Question

In: Economics

The politicians in the federal government were trying to look good in the next election. So...

The politicians in the federal government were trying to look good in the next election. So they targeted a well-known national monopoly and raised the tax rate specifically on the profits of that monopoly. The tax rate was raised from 21 percent to 50 percent. The politicians were so proud of what they did and they started to brag in public that they were helping the people. Question: Will the monopoly truly lose that extra money that they paid in taxes and will they have no way to get it back?

  • This type of profits tax is illegal in America. The government only has two choices. Either leave the monopoly alone or try to break them up into smaller firms.
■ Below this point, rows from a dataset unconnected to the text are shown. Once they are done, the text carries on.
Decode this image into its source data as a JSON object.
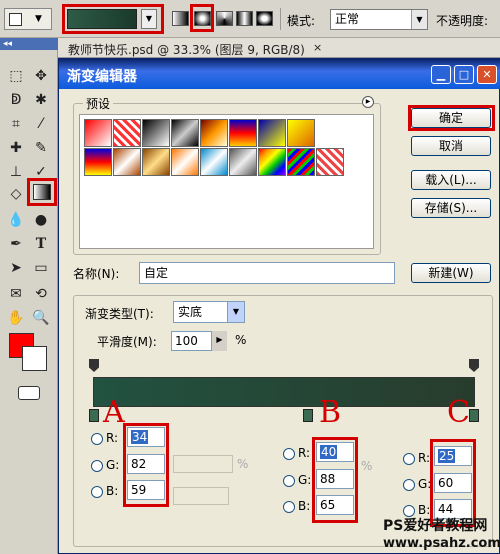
{
  "optbar": {
    "mode_label": "模式:",
    "mode_value": "正常",
    "opacity_label": "不透明度:"
  },
  "doc": {
    "tab_title": "教师节快乐.psd @ 33.3% (图层 9, RGB/8)",
    "close": "×"
  },
  "dialog": {
    "title": "渐变编辑器",
    "presets_label": "预设",
    "buttons": {
      "ok": "确定",
      "cancel": "取消",
      "load": "载入(L)...",
      "save": "存储(S)...",
      "new": "新建(W)"
    },
    "name_label": "名称(N):",
    "name_value": "自定",
    "gradient_type_label": "渐变类型(T):",
    "gradient_type_value": "实底",
    "smoothness_label": "平滑度(M):",
    "smoothness_value": "100",
    "smoothness_unit": "%"
  },
  "stops": {
    "A": {
      "letter": "A",
      "r": "34",
      "g": "82",
      "b": "59"
    },
    "B": {
      "letter": "B",
      "r": "40",
      "g": "88",
      "b": "65"
    },
    "C": {
      "letter": "C",
      "r": "25",
      "g": "60",
      "b": "44"
    },
    "r_label": "R:",
    "g_label": "G:",
    "b_label": "B:",
    "pct": "%"
  },
  "colors": {
    "foreground": "#ff0000",
    "background": "#ffffff",
    "gradient_start": "#225241",
    "gradient_end": "#283c2c",
    "highlight": "#d40000"
  },
  "watermark": {
    "line1": "PS爱好者教程网",
    "line2": "www.psahz.com"
  }
}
  • The monopoly won't be able to recover. All the extra taxes that were paid is lost. The monopoly will never be able to recover that lost money ever again.

  • This is false because a smart monopoly would cut prices in order to sell more and make enough revenues to pay any additional taxes and they would still be able to effectively maintain their MC = MR profit maximization.

  • This is false - the monopoly can almost always raise prices and will lose nothing or almost nothing in terms of profits because they have an inelastic demand curve.

Solutions

Expert Solution

Since the tax is increased on profits of the monopolist, so the total tax paid is a fixed cost. The marginal cost of production of the Monopolist does not change. So depending on the marginal cost and marginal revenue, the monopolist decides his output quantity. Now depending on the demand curve and the output quantity, the price is set. The difference between the price and the average cost of production is the profit of the monopolist.

Now let us say that a percentage of this profit is taxed. Since the tax will reduce the overall profits without any change in revenue, we can assume that it is a part of the average cost. The average cost is a function of the marginal cost and fixed cost. The marginal cost is the cost to produce an additional product. Since the increase in the product is irrelevant in taxing the profits, so the marginal cost does not change. So the fixed cost must have changed to increase the average cost.

Thius we can conclude that tax on profit is a fixed cost. So the monopolist still has maximum profits at the same quantity and thus the price remains the same. So imposition of the tax reduces the profits of the monopolist and there is no way for the monopolist to get back the money in any way.

In case the monopolist decides to increase the products the price will fall. The marginal cost will rise. So there is a overall decrease in profit. Added to this will be the added taxation. So effectively the profit will go down.

Thus the best case scenario for the monopolist is to produce as before the tax was imposed.

So the correct option is

The monopoly won't be able to recover. All the extra taxes that were paid is lost. The monopoly will never be able to recover that lost money ever again.